To all of those who are writing with a bit of despair about their seemingly unheard messages and need for a breakthrough on the path to their own line, I would like to say that I have been at this search for a lot of years, and would have quit a long time ago but for several facts of our lives as people, to wit: a. we have demonstrated tenacity in our collective history, and our family histories (as I read them) are full of documentation which attests to our innate spirit of curious determination. b. Our numbers are growing, as attested to by the appearance of new names from new places on a continuing basis. It was a long time before I ventured either to ask specific guidance or to pluck up my courage enough to offer what little information I thought could be helpful. c. We are, collectively, always capable of coming up with new ways of approaching the geneologists eternal search in the dark for obscure kin Who knows which of many efforts/exchanges/attempts will be successful? There are some old adages to think about, including the famous "If at first you don't succeed, try, try again" Who cares, if it works for you!

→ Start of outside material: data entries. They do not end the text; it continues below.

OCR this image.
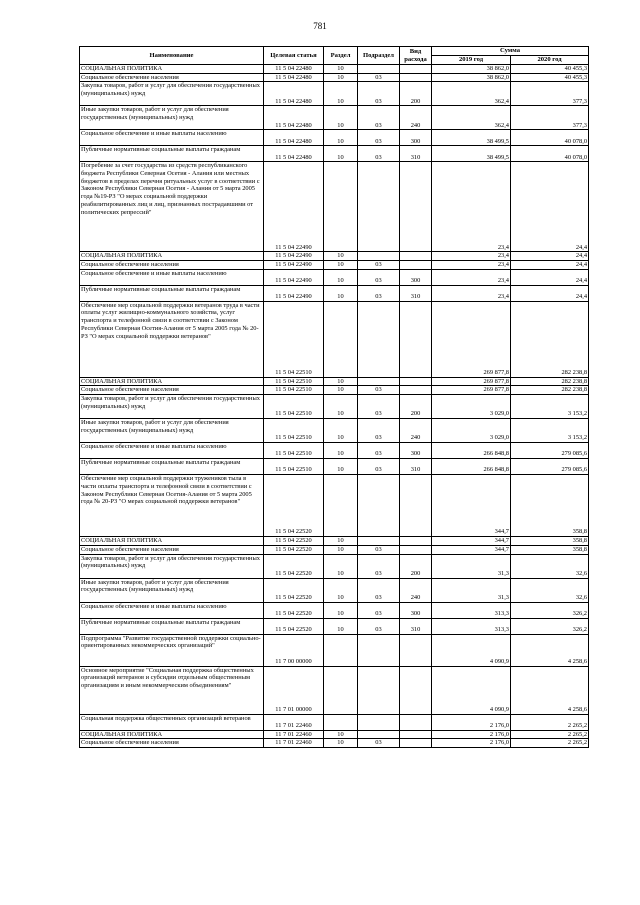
781
Наименование	Целевая статья	Раздел	Подраздел	Вид расхода	Сумма	
					2019 год	2020 год
СОЦИАЛЬНАЯ ПОЛИТИКА	11 5 04 22480	10			38 862,0	40 455,3
Социальное обеспечение населения	11 5 04 22480	10	03		38 862,0	40 455,3
Закупка товаров, работ и услуг для обеспечения государственных (муниципальных) нужд	11 5 04 22480	10	03	200	362,4	377,3
Иные закупки товаров, работ и услуг для обеспечения государственных (муниципальных) нужд	11 5 04 22480	10	03	240	362,4	377,3
Социальное обеспечение и иные выплаты населению	11 5 04 22480	10	03	300	38 499,5	40 078,0
Публичные нормативные социальные выплаты гражданам	11 5 04 22480	10	03	310	38 499,5	40 078,0
Погребение за счет государства из средств республиканского бюджета Республики Северная Осетия - Алания или местных бюджетов в пределах перечня ритуальных услуг в соответствии с Законом Республики Северная Осетия - Алания от 5 марта 2005 года №19-РЗ "О мерах социальной поддержки реабилитированных лиц и лиц, признанных пострадавшими от политических репрессий"	11 5 04 22490				23,4	24,4
СОЦИАЛЬНАЯ ПОЛИТИКА	11 5 04 22490	10			23,4	24,4
Социальное обеспечение населения	11 5 04 22490	10	03		23,4	24,4
Социальное обеспечение и иные выплаты населению	11 5 04 22490	10	03	300	23,4	24,4
Публичные нормативные социальные выплаты гражданам	11 5 04 22490	10	03	310	23,4	24,4
Обеспечение мер социальной поддержки ветеранов труда в части оплаты услуг жилищно-коммунального хозяйства, услуг транспорта и телефонной связи в соответствии с Законом Республики Северная Осетия-Алания от 5 марта 2005 года № 20- РЗ "О мерах социальной поддержки ветеранов"	11 5 04 22510				269 877,8	282 238,8
СОЦИАЛЬНАЯ ПОЛИТИКА	11 5 04 22510	10			269 877,8	282 238,8
Социальное обеспечение населения	11 5 04 22510	10	03		269 877,8	282 238,8
Закупка товаров, работ и услуг для обеспечения государственных (муниципальных) нужд	11 5 04 22510	10	03	200	3 029,0	3 153,2
Иные закупки товаров, работ и услуг для обеспечения государственных (муниципальных) нужд	11 5 04 22510	10	03	240	3 029,0	3 153,2
Социальное обеспечение и иные выплаты населению	11 5 04 22510	10	03	300	266 848,8	279 085,6
Публичные нормативные социальные выплаты гражданам	11 5 04 22510	10	03	310	266 848,8	279 085,6
Обеспечение мер социальной поддержки тружеников тыла в части оплаты транспорта и телефонной связи в соответствии с Законом Республики Северная Осетия-Алания от 5 марта 2005 года № 20-РЗ "О мерах социальной поддержки ветеранов"	11 5 04 22520				344,7	358,8
СОЦИАЛЬНАЯ ПОЛИТИКА	11 5 04 22520	10			344,7	358,8
Социальное обеспечение населения	11 5 04 22520	10	03		344,7	358,8
Закупка товаров, работ и услуг для обеспечения государственных (муниципальных) нужд	11 5 04 22520	10	03	200	31,3	32,6
Иные закупки товаров, работ и услуг для обеспечения государственных (муниципальных) нужд	11 5 04 22520	10	03	240	31,3	32,6
Социальное обеспечение и иные выплаты населению	11 5 04 22520	10	03	300	313,3	326,2
Публичные нормативные социальные выплаты гражданам	11 5 04 22520	10	03	310	313,3	326,2
Подпрограмма "Развитие государственной поддержки социально-ориентированных некоммерческих организаций"	11 7 00 00000				4 090,9	4 258,6
Основное мероприятие "Социальная поддержка общественных организаций ветеранов и субсидии отдельным общественным организациям и иным некоммерческим объединениям"	11 7 01 00000				4 090,9	4 258,6
Социальная поддержка общественных организаций ветеранов	11 7 01 22460				2 176,0	2 265,2
СОЦИАЛЬНАЯ ПОЛИТИКА	11 7 01 22460	10			2 176,0	2 265,2
Социальное обеспечение населения	11 7 01 22460	10	03		2 176,0	2 265,2
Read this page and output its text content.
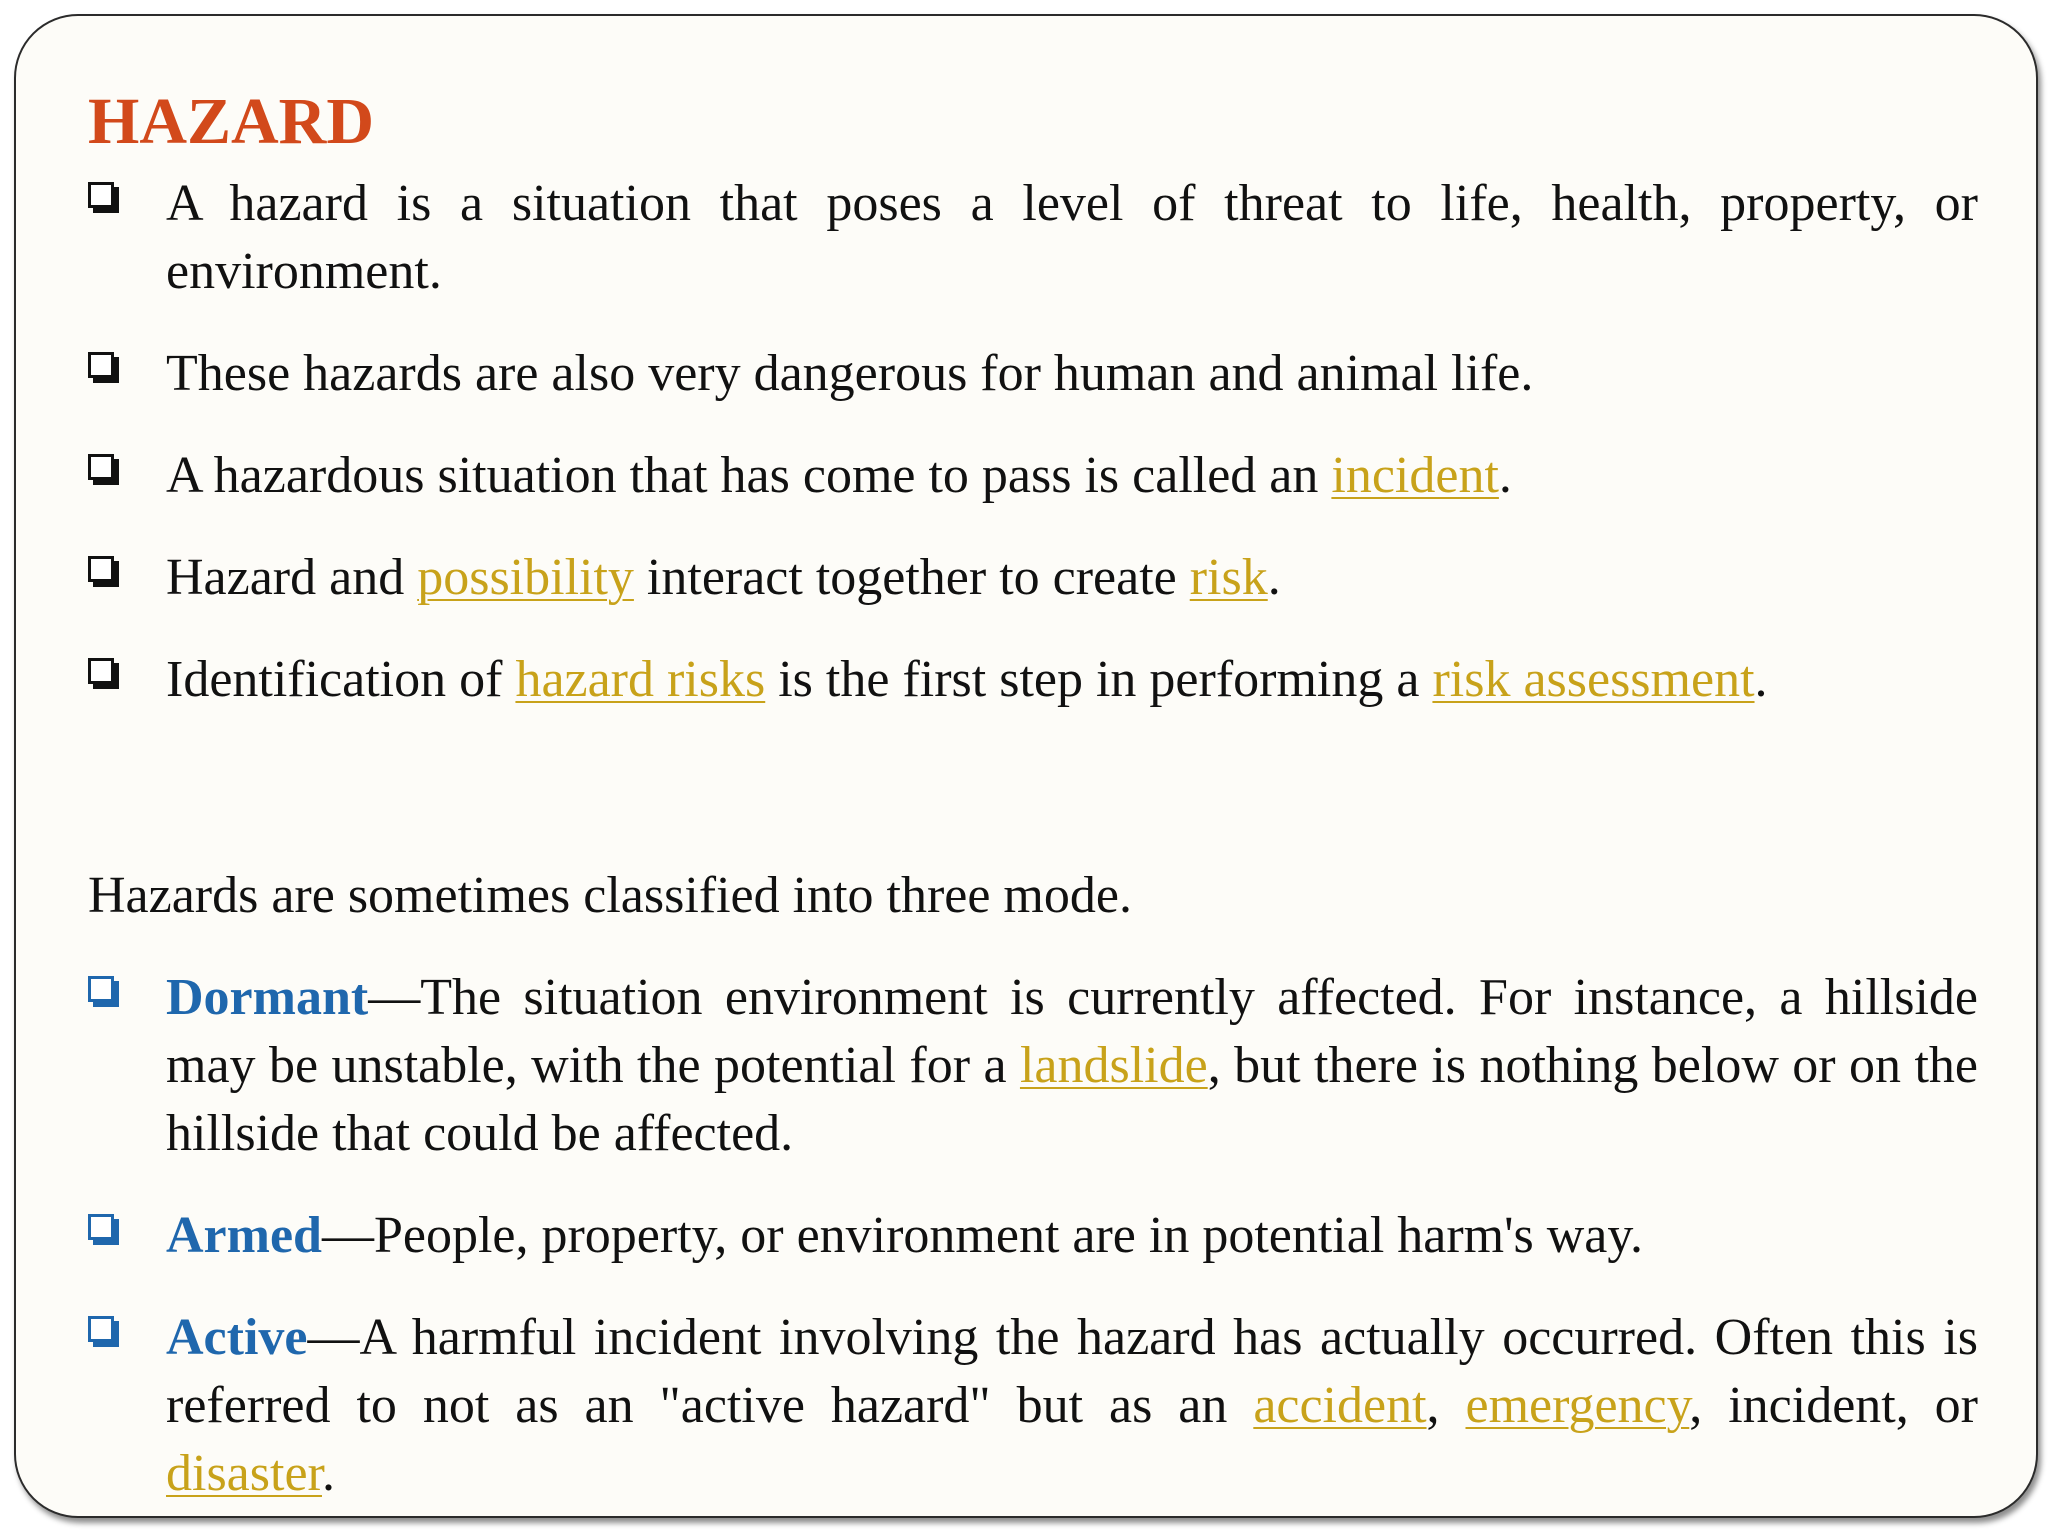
HAZARD
A hazard is a situation that poses a level of threat to life, health, property, or environment.
These hazards are also very dangerous for human and animal life.
A hazardous situation that has come to pass is called an incident.
Hazard and possibility interact together to create risk.
Identification of hazard risks is the first step in performing a risk assessment.
Hazards are sometimes classified into three mode.
Dormant—The situation environment is currently affected. For instance, a hillside may be unstable, with the potential for a landslide, but there is nothing below or on the hillside that could be affected.
Armed—People, property, or environment are in potential harm's way.
Active—A harmful incident involving the hazard has actually occurred. Often this is referred to not as an "active hazard" but as an accident, emergency, incident, or disaster.
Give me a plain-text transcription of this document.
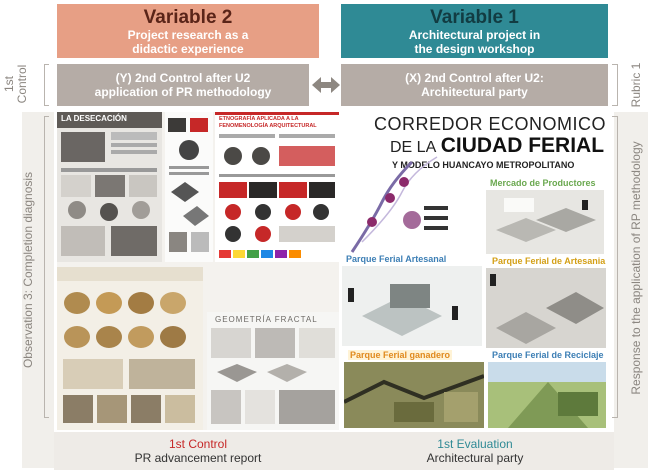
Variable 2
Project research as a
didactic experience
Variable 1
Architectural project in
the design workshop
1st Control	(Y) 2nd Control after U2
application of PR methodology
(X) 2nd Control after U2:
Architectural party	Rubric 1
Observation 3: Completion diagnosis	Response to the application of RP methodology
LA DESECACIÓN	ETNOGRAFÍA APLICADA A LA
FENOMENOLOGÍA ARQUITECTURAL
GEOMETRÍA FRACTAL
CORREDOR ECONOMICO
DE LA CIUDAD FERIAL
Y MODELO HUANCAYO METROPOLITANO
Mercado de Productores
Parque Ferial Artesanal	Parque Ferial de Artesania
Parque Ferial ganadero	Parque Ferial de Reciclaje
1st Control
PR advancement report
1st Evaluation
Architectural party
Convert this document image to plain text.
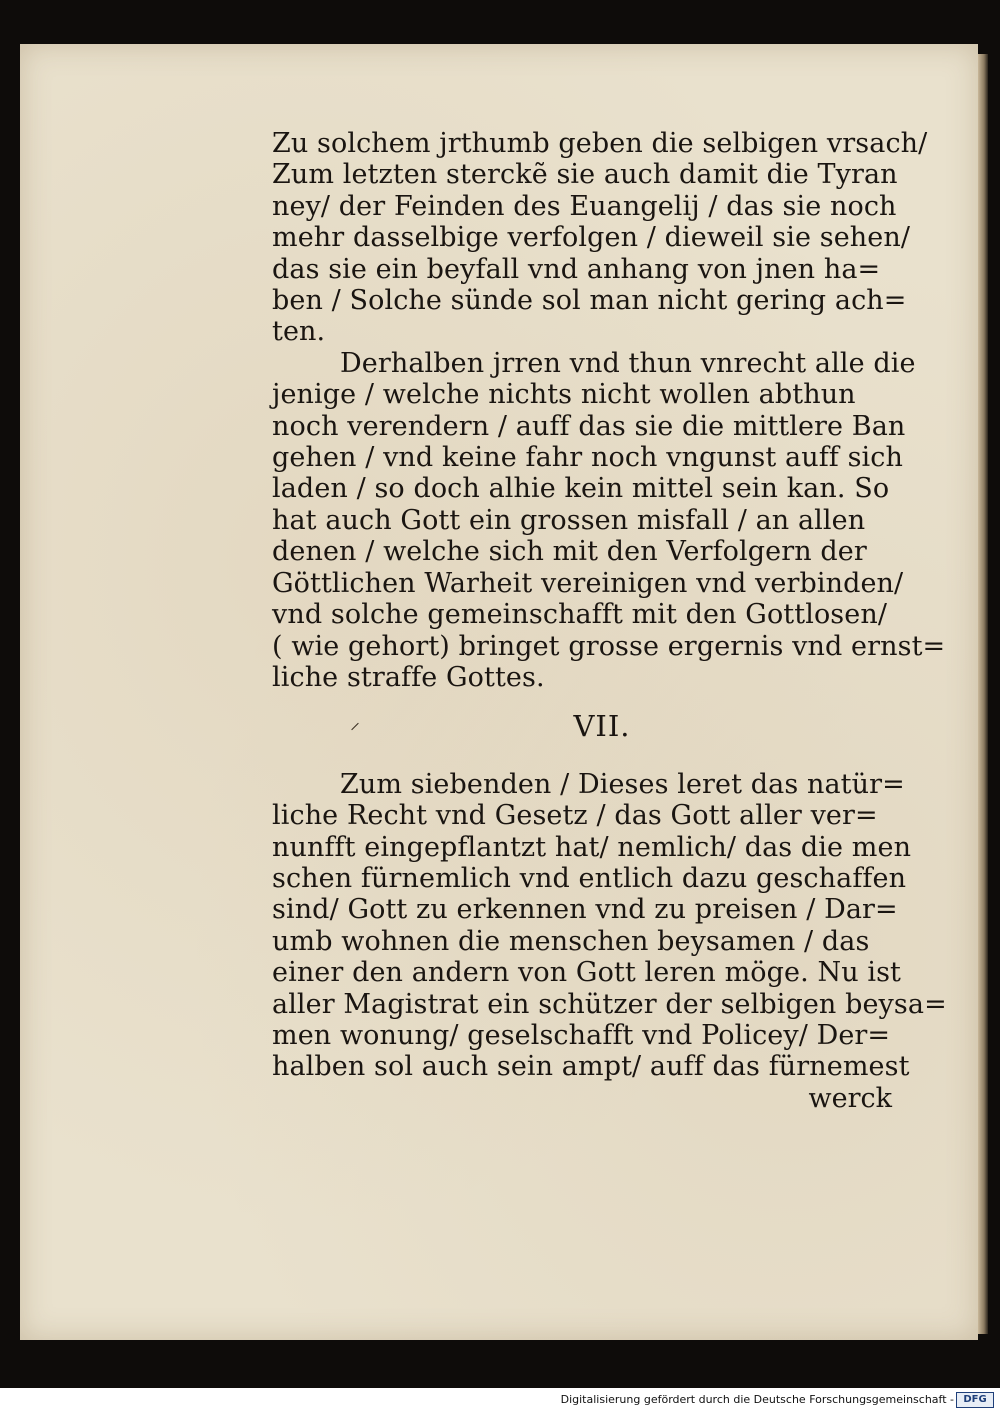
Zu solchem jrthumb geben die selbigen vrsach/
Zum letzten sterckẽ sie auch damit die Tyran
ney/ der Feinden des Euangelij / das sie noch
mehr dasselbige verfolgen / dieweil sie sehen/
das sie ein beyfall vnd anhang von jnen ha=
ben / Solche sünde sol man nicht gering ach=
ten.
Derhalben jrren vnd thun vnrecht alle die
jenige / welche nichts nicht wollen abthun
noch verendern / auff das sie die mittlere Ban
gehen / vnd keine fahr noch vngunst auff sich
laden / so doch alhie kein mittel sein kan. So
hat auch Gott ein grossen misfall / an allen
denen / welche sich mit den Verfolgern der
Göttlichen Warheit vereinigen vnd verbinden/
vnd solche gemeinschafft mit den Gottlosen/
( wie gehort) bringet grosse ergernis vnd ernst=
liche straffe Gottes.
⸍	VII.
Zum siebenden / Dieses leret das natür=
liche Recht vnd Gesetz / das Gott aller ver=
nunfft eingepflantzt hat/ nemlich/ das die men
schen fürnemlich vnd entlich dazu geschaffen
sind/ Gott zu erkennen vnd zu preisen / Dar=
umb wohnen die menschen beysamen / das
einer den andern von Gott leren möge. Nu ist
aller Magistrat ein schützer der selbigen beysa=
men wonung/ geselschafft vnd Policey/ Der=
halben sol auch sein ampt/ auff das fürnemest
werck
Digitalisierung gefördert durch die Deutsche Forschungsgemeinschaft - DFG
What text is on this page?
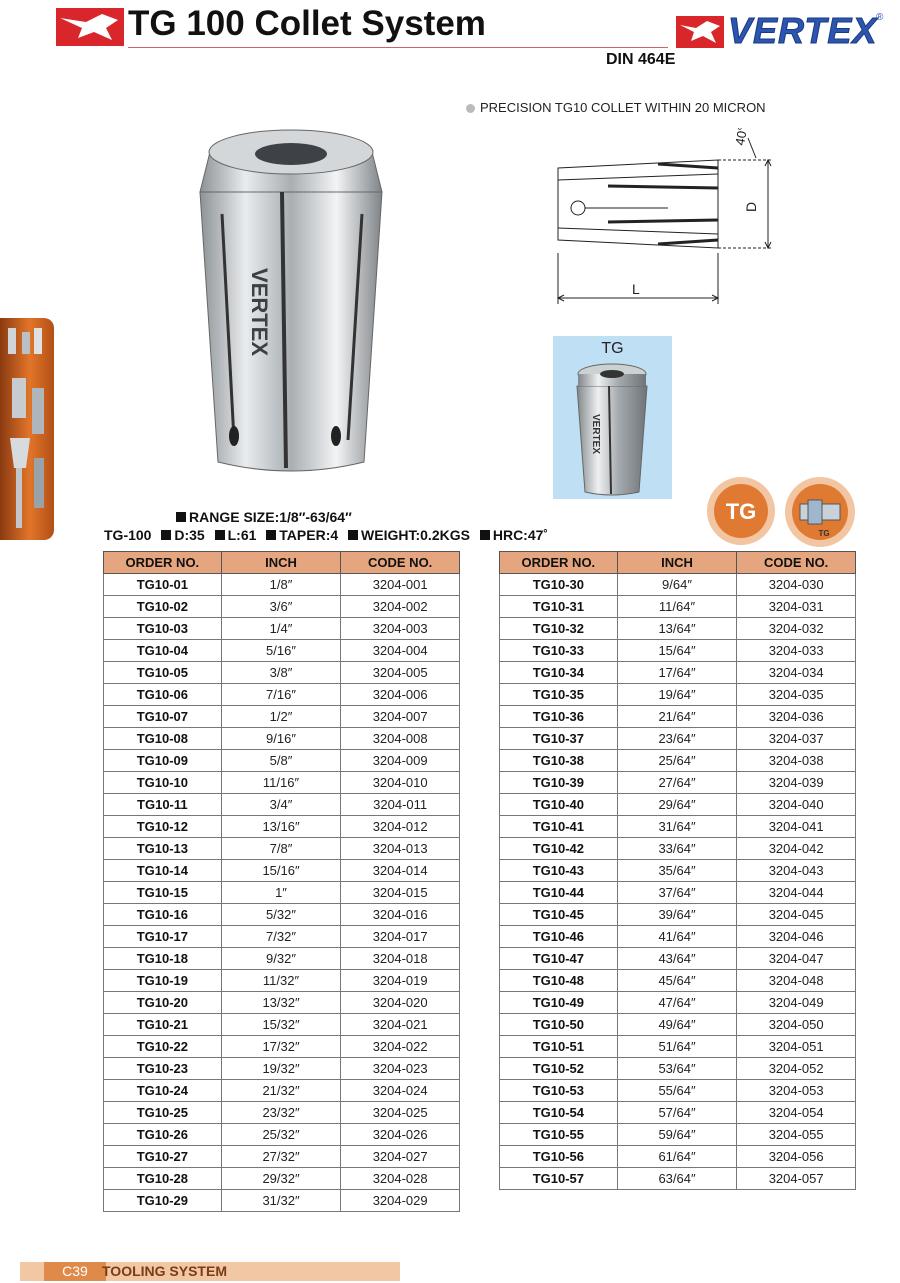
TG 100 Collet System	VERTEX
®
DIN 464E
PRECISION TG10 COLLET WITHIN 20 MICRON
VERTEX
40°
D
L
TG
VERTEX
TG
TG
RANGE SIZE:1/8″-63/64″
TG-100 D:35 L:61 TAPER:4 WEIGHT:0.2KGS HRC:47˚
ORDER NO.	INCH	CODE NO.
TG10-01	1/8″	3204-001
TG10-02	3/6″	3204-002
TG10-03	1/4″	3204-003
TG10-04	5/16″	3204-004
TG10-05	3/8″	3204-005
TG10-06	7/16″	3204-006
TG10-07	1/2″	3204-007
TG10-08	9/16″	3204-008
TG10-09	5/8″	3204-009
TG10-10	11/16″	3204-010
TG10-11	3/4″	3204-011
TG10-12	13/16″	3204-012
TG10-13	7/8″	3204-013
TG10-14	15/16″	3204-014
TG10-15	1″	3204-015
TG10-16	5/32″	3204-016
TG10-17	7/32″	3204-017
TG10-18	9/32″	3204-018
TG10-19	11/32″	3204-019
TG10-20	13/32″	3204-020
TG10-21	15/32″	3204-021
TG10-22	17/32″	3204-022
TG10-23	19/32″	3204-023
TG10-24	21/32″	3204-024
TG10-25	23/32″	3204-025
TG10-26	25/32″	3204-026
TG10-27	27/32″	3204-027
TG10-28	29/32″	3204-028
TG10-29	31/32″	3204-029
ORDER NO.	INCH	CODE NO.
TG10-30	9/64″	3204-030
TG10-31	11/64″	3204-031
TG10-32	13/64″	3204-032
TG10-33	15/64″	3204-033
TG10-34	17/64″	3204-034
TG10-35	19/64″	3204-035
TG10-36	21/64″	3204-036
TG10-37	23/64″	3204-037
TG10-38	25/64″	3204-038
TG10-39	27/64″	3204-039
TG10-40	29/64″	3204-040
TG10-41	31/64″	3204-041
TG10-42	33/64″	3204-042
TG10-43	35/64″	3204-043
TG10-44	37/64″	3204-044
TG10-45	39/64″	3204-045
TG10-46	41/64″	3204-046
TG10-47	43/64″	3204-047
TG10-48	45/64″	3204-048
TG10-49	47/64″	3204-049
TG10-50	49/64″	3204-050
TG10-51	51/64″	3204-051
TG10-52	53/64″	3204-052
TG10-53	55/64″	3204-053
TG10-54	57/64″	3204-054
TG10-55	59/64″	3204-055
TG10-56	61/64″	3204-056
TG10-57	63/64″	3204-057
C39	TOOLING SYSTEM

Jean Haddow, in all fairness, I sent you a response to your original query and interesting Fife-side information, but never saw any more referances. I couldn't relate directly to your line with my own information, but certainly there were hints of one of my Caithness scions winding up in your neck of the woods that would have keep our small fire going. It never occurred to me that your present address would have any more portent beyond a happy access to local history resources. Perhaps it is because I lived in the same house with "cousins" in Roslin, Wick and a few other places for weeks on end, and always enjoyed the experience. My wife still remembers a lady in Roslin village describing a local bird as a "wbb" (wee brown bird) and both decided that was as good a description as they needed to meet their identification programs.
If anyone is serious about giving up the chase, please will all of your collected wisdom to the Jump so our grandchildren can continue to talk to one another with some starting points of fact. Seriously, I hope everyone hangs in there, just as I will hang on every word as long as my equipment holds out.
Aye, yours aye Richard Ray Lower, almost 80 but still going.